Les directions achats doivent, elles aussi, penser différemment leurs processus métiers. La logique même des achats évolue. Pour Louis Naugès, le SaaS et le cloud révolutionnent les méthodes des acheteurs et il existe une véritable rupture dans la consommation de services cloud et réseau. Des acteurs comme Google, Amazon ou Microsoft, avec Windows Azure, appliquent spontanément des baisses de prix régulières et importantes. Il n'est donc plus nécessaire de négocier les prix ! Les procédures des services achats, qui consistaient à créer un référentiel de fournisseurs, puis à les mettre en concurrence avant de s'engager à moyen ou long terme pour bénéficier de tarifs avantageux, n'existent plus !

En matière d'applications, les services achats doivent dorénavant choisir un fournisseur de qualité présentant toutes les garanties de sérieux et de pérennité, et attendre la baisse naturelle des prix. Les compétences achats se sont reportées non plus sur des critères techniques mais sur la mise en parallèle d'usages et d'applicatifs. Pour y parvenir et combler une naturelle méconnaissance de l'offre, il faut travailler main dans la main avec les différents services de l'entreprise. Cette profonde mutation des achats dans le monde de l'informatique tient en une phrase : l'offre industrielle de solutions prêtes à l'emploi s'impose à la demande.

Rupture n° 5 : la révolution R2I d'ici à 2021...

Tout concourt aujourd'hui à ce que les entreprises reprennent le contrôle du SI. C'est, selon Louis Naugès, la prochaine rupture majeure à laquelle nous allons assister avec la R2I, "révolution industrielle informatique". Déjà en cours, elle a été initiée par une tendance de fond : ce n'est plus l'entreprise qui prescrit les usages ; le grand public a pris le pouvoir. Les rapports de force se sont inversés, ce que les chiffres illustrent parfaitement : en 2012, 85 % des achats informatiques étaient issus du grand public. Les influenceurs sont bien ceux qui, à partir de leurs usages personnels, demandent à l'entreprise de disposer des solutions qu'eux-mêmes utilisent déjà dans leur vie privée. Nous sommes ainsi, aux yeux de Louis Naugès, en présence d'une rupture d'usage.

L'infrastructure, elle, échappe aussi bien aux utilisateurs qu'aux entreprises. Elle est aux mains d'acteurs (Amazon, Google, Microsoft...) qui en assument la responsabilité. Amazon a créé son offre cloud en 2006, Google Apps a vu le jour en 2007. Ces entreprises possèdent déjà une forte antériorité et déploient des moyens considérables pour fiabiliser et redimensionner sans cesse leurs infrastructures.
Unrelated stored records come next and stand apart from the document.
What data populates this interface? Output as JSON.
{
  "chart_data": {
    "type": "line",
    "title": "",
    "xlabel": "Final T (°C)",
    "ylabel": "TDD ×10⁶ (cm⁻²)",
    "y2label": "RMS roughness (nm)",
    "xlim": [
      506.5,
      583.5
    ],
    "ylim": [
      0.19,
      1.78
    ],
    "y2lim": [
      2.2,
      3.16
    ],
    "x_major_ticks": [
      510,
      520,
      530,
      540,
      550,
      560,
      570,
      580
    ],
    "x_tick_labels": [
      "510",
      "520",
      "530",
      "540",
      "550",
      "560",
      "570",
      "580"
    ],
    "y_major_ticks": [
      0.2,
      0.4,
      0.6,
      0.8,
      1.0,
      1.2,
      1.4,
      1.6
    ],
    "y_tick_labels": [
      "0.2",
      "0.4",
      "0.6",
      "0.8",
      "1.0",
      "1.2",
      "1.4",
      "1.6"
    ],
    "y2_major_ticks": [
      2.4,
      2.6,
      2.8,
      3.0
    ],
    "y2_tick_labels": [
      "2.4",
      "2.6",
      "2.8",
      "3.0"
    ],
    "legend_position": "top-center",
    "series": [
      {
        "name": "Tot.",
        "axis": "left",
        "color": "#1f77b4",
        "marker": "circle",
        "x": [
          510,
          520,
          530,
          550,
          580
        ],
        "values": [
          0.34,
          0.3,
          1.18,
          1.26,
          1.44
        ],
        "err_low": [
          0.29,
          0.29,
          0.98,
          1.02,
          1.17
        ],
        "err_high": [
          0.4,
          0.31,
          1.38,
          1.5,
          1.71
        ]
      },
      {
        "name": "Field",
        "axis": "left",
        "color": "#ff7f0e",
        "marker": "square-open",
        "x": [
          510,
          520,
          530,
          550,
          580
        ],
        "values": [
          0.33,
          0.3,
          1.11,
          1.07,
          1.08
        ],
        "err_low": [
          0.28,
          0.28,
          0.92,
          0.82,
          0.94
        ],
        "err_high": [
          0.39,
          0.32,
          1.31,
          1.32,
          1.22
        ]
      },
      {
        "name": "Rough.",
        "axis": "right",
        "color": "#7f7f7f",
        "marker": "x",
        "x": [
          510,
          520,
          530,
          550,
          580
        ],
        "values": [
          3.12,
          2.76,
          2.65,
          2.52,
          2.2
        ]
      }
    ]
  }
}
Dans toutes les industries, on utilise des composants standards et interchangeables. Elle est révolue, cette époque où tous les éléments d'une voiture étaient spécifiques, fabriqués sur mesure. Aujourd'hui, lorsque vous cherchez des pneus, vous avez le choix parmi de nombreuses marques. Demain, ce sera aussi le cas dans le monde informatique industriel : si vous n'êtes pas satisfait d'un composant logiciel ou matériel, vous pourrez le remplacer par un autre, provenant d'un fournisseur différent.

Louis Naugès est convaincu que nous sommes en train de vivre, et cela jusqu'à l'horizon 2021, une nouvelle rupture extraordinaire, où les écosystèmes applicatifs s'adapteront sans cesse à de nouveaux besoins. La rigidité des ERP cède déjà la place à la flexibilité des applications peu coûteuses, consommables à la carte. La rupture technologique de 2021 ? Une véritable nouvelle révolution industrielle.